I might be misinterpreting this but this looks exactly like the trace of the 'pangeo-forge-rechuning-stall' issue (can't find the original issue right now).

I am def too tired to dig deeper but I am wondering a few things:

Super happy to keep working on this!

jbusecke commented 6 months ago

Oh I got it! (this is from @mgrover1 s notebook)

ds = xr.open_dataset("reference://",
                     engine="zarr",
                     backend_kwargs={
                         "consolidated": False,
                         "storage_options": {
                             "fo": 'combined.json',
                             "remote_protocol": "s3",
                             "remote_options":{'anon':True},
                         },

                     }
                    )
ds

works brilliantly!

image

Honestly no clue what is happening here, but also not that important in the long term I guess hehe.

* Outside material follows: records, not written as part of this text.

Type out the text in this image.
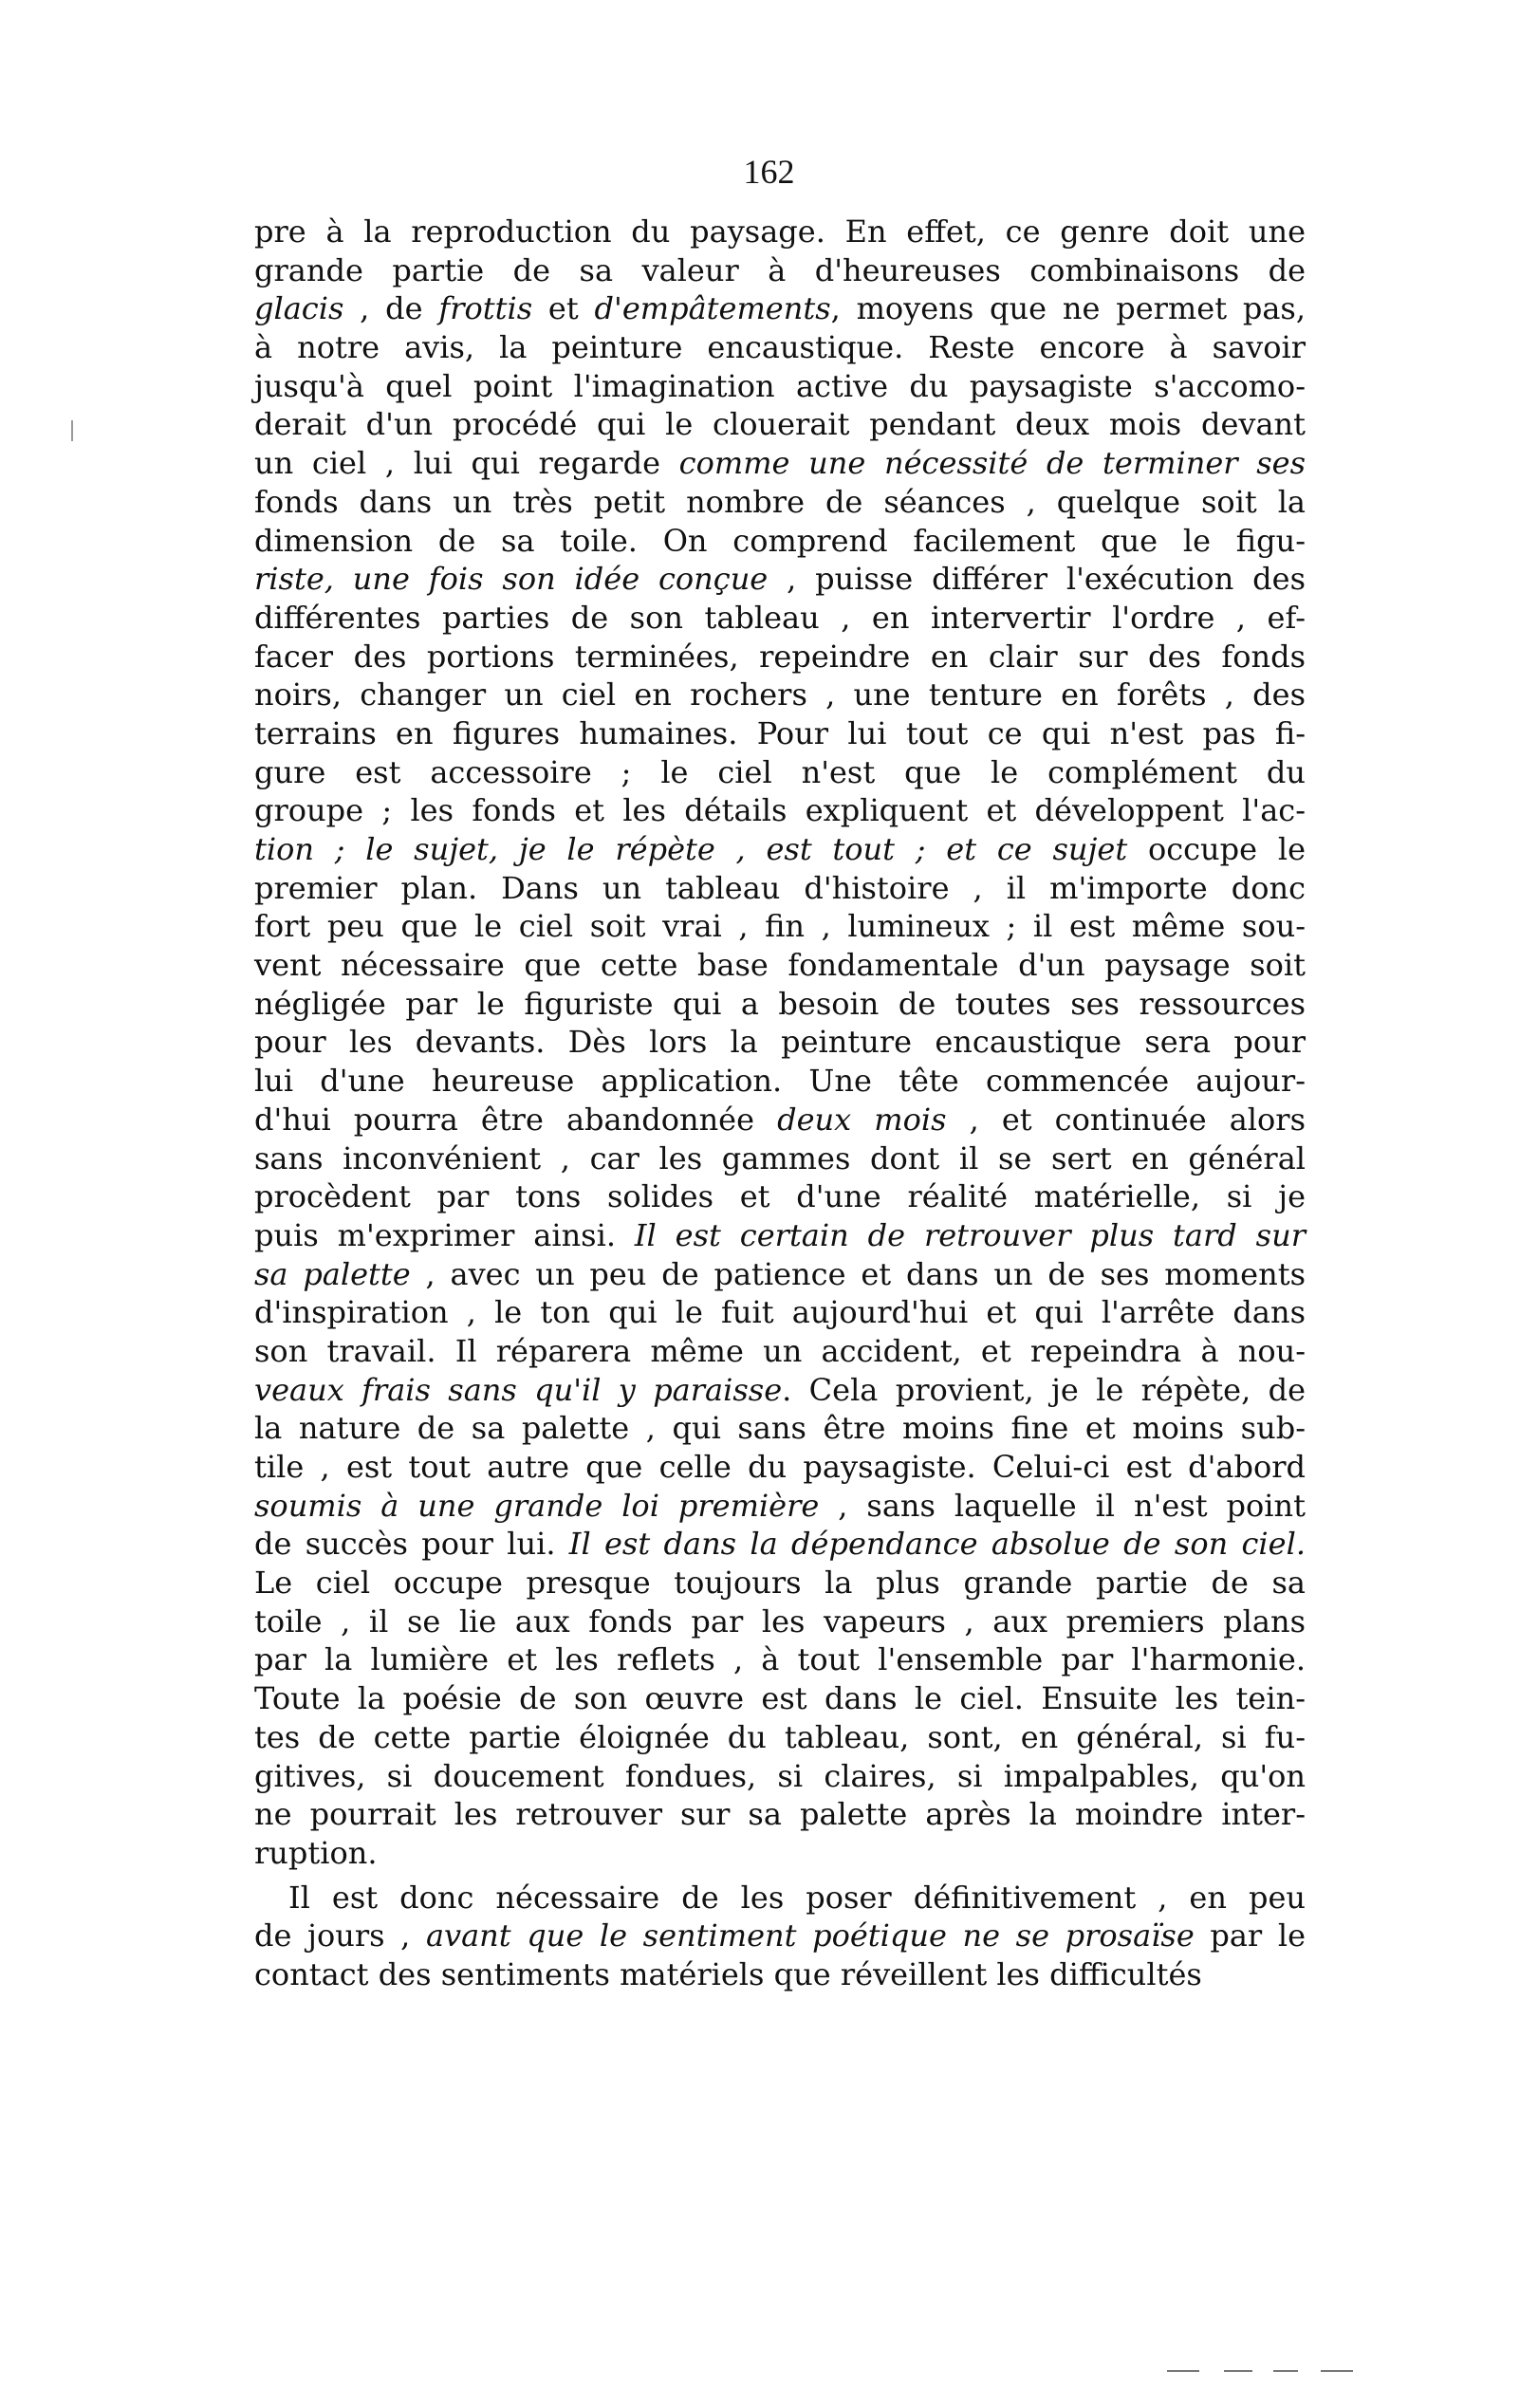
162
pre à la reproduction du paysage. En effet, ce genre doit une
grande partie de sa valeur à d'heureuses combinaisons de
glacis , de frottis et d'empâtements, moyens que ne permet pas,
à notre avis, la peinture encaustique. Reste encore à savoir
jusqu'à quel point l'imagination active du paysagiste s'accomo-
derait d'un procédé qui le clouerait pendant deux mois devant
un ciel , lui qui regarde comme une nécessité de terminer ses
fonds dans un très petit nombre de séances , quelque soit la
dimension de sa toile. On comprend facilement que le figu-
riste, une fois son idée conçue , puisse différer l'exécution des
différentes parties de son tableau , en intervertir l'ordre , ef-
facer des portions terminées, repeindre en clair sur des fonds
noirs, changer un ciel en rochers , une tenture en forêts , des
terrains en figures humaines. Pour lui tout ce qui n'est pas fi-
gure est accessoire ; le ciel n'est que le complément du
groupe ; les fonds et les détails expliquent et développent l'ac-
tion ; le sujet, je le répète , est tout ; et ce sujet occupe le
premier plan. Dans un tableau d'histoire , il m'importe donc
fort peu que le ciel soit vrai , fin , lumineux ; il est même sou-
vent nécessaire que cette base fondamentale d'un paysage soit
négligée par le figuriste qui a besoin de toutes ses ressources
pour les devants. Dès lors la peinture encaustique sera pour
lui d'une heureuse application. Une tête commencée aujour-
d'hui pourra être abandonnée deux mois , et continuée alors
sans inconvénient , car les gammes dont il se sert en général
procèdent par tons solides et d'une réalité matérielle, si je
puis m'exprimer ainsi. Il est certain de retrouver plus tard sur
sa palette , avec un peu de patience et dans un de ses moments
d'inspiration , le ton qui le fuit aujourd'hui et qui l'arrête dans
son travail. Il réparera même un accident, et repeindra à nou-
veaux frais sans qu'il y paraisse. Cela provient, je le répète, de
la nature de sa palette , qui sans être moins fine et moins sub-
tile , est tout autre que celle du paysagiste. Celui-ci est d'abord
soumis à une grande loi première , sans laquelle il n'est point
de succès pour lui. Il est dans la dépendance absolue de son ciel.
Le ciel occupe presque toujours la plus grande partie de sa
toile , il se lie aux fonds par les vapeurs , aux premiers plans
par la lumière et les reflets , à tout l'ensemble par l'harmonie.
Toute la poésie de son œuvre est dans le ciel. Ensuite les tein-
tes de cette partie éloignée du tableau, sont, en général, si fu-
gitives, si doucement fondues, si claires, si impalpables, qu'on
ne pourrait les retrouver sur sa palette après la moindre inter-
ruption.
Il est donc nécessaire de les poser définitivement , en peu
de jours , avant que le sentiment poétique ne se prosaïse par le
contact des sentiments matériels que réveillent les difficultés
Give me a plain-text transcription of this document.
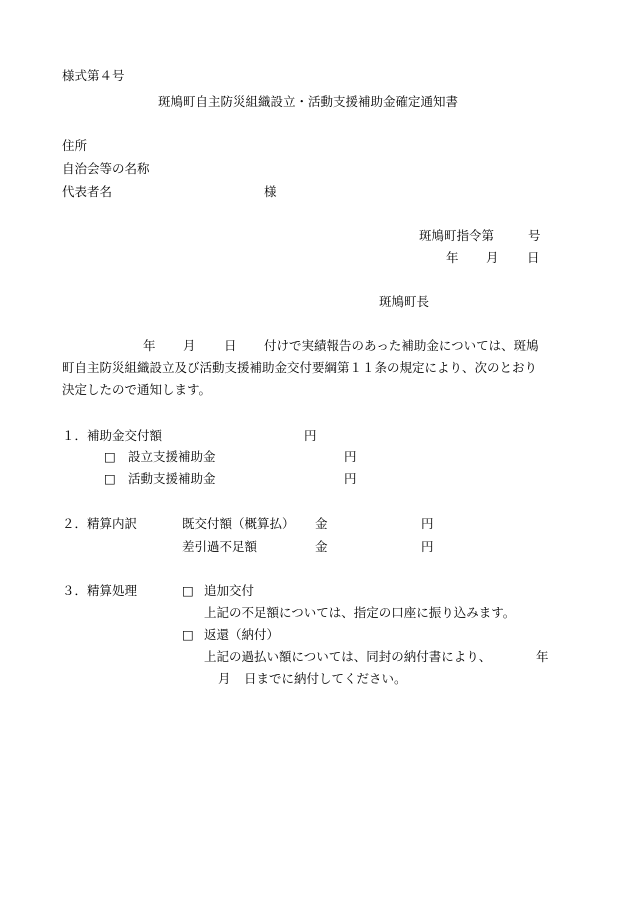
様式第４号
斑鳩町自主防災組織設立・活動支援補助金確定通知書
住所
自治会等の名称
代表者名	様
斑鳩町指令第	号
年 月 日
斑鳩町長
年 月 日 付けで実績報告のあった補助金については、斑鳩
町自主防災組織設立及び活動支援補助金交付要綱第１１条の規定により、次のとおり
決定したので通知します。
１．補助金交付額	円
□ 設立支援補助金	円
□ 活動支援補助金	円
２．精算内訳	既交付額（概算払） 金	円
差引過不足額	金	円
３．精算処理	□ 追加交付
上記の不足額については、指定の口座に振り込みます。
□ 返還（納付）
上記の過払い額については、同封の納付書により、	年
月 日までに納付してください。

TomNicholas commented 6 months ago

To me this indicates that somehow the required storage_options={'anon':True} is not properly passed.

That might well be the case.

I actually forgot we hadn't merged #67 yet - it would be great to have that tested and merged.

Once this is written as a zarr, will the need to pass storage options go away?

Once it's written using the chunk manifest specification, and zarr-python implements the same ZEP, then it will be read from S3 however zarr-python implements it. Which I think will be using the rust object-store crate. I don't know anything about what options have to be passed to that.

Is there a way to not use fsspec to use the reference files at the moment?

You need fsspec to understand the reference files if they written out following the kerchunk format.

TomNicholas commented 6 months ago

@jbusecke nice! If that works but engine='kerchunk' doesn't work then presumably there is a bug with kerchunk's xarray backend...

I would double-check that you can load this data and that the values are as you expect (watch out for subtleties with encoding)...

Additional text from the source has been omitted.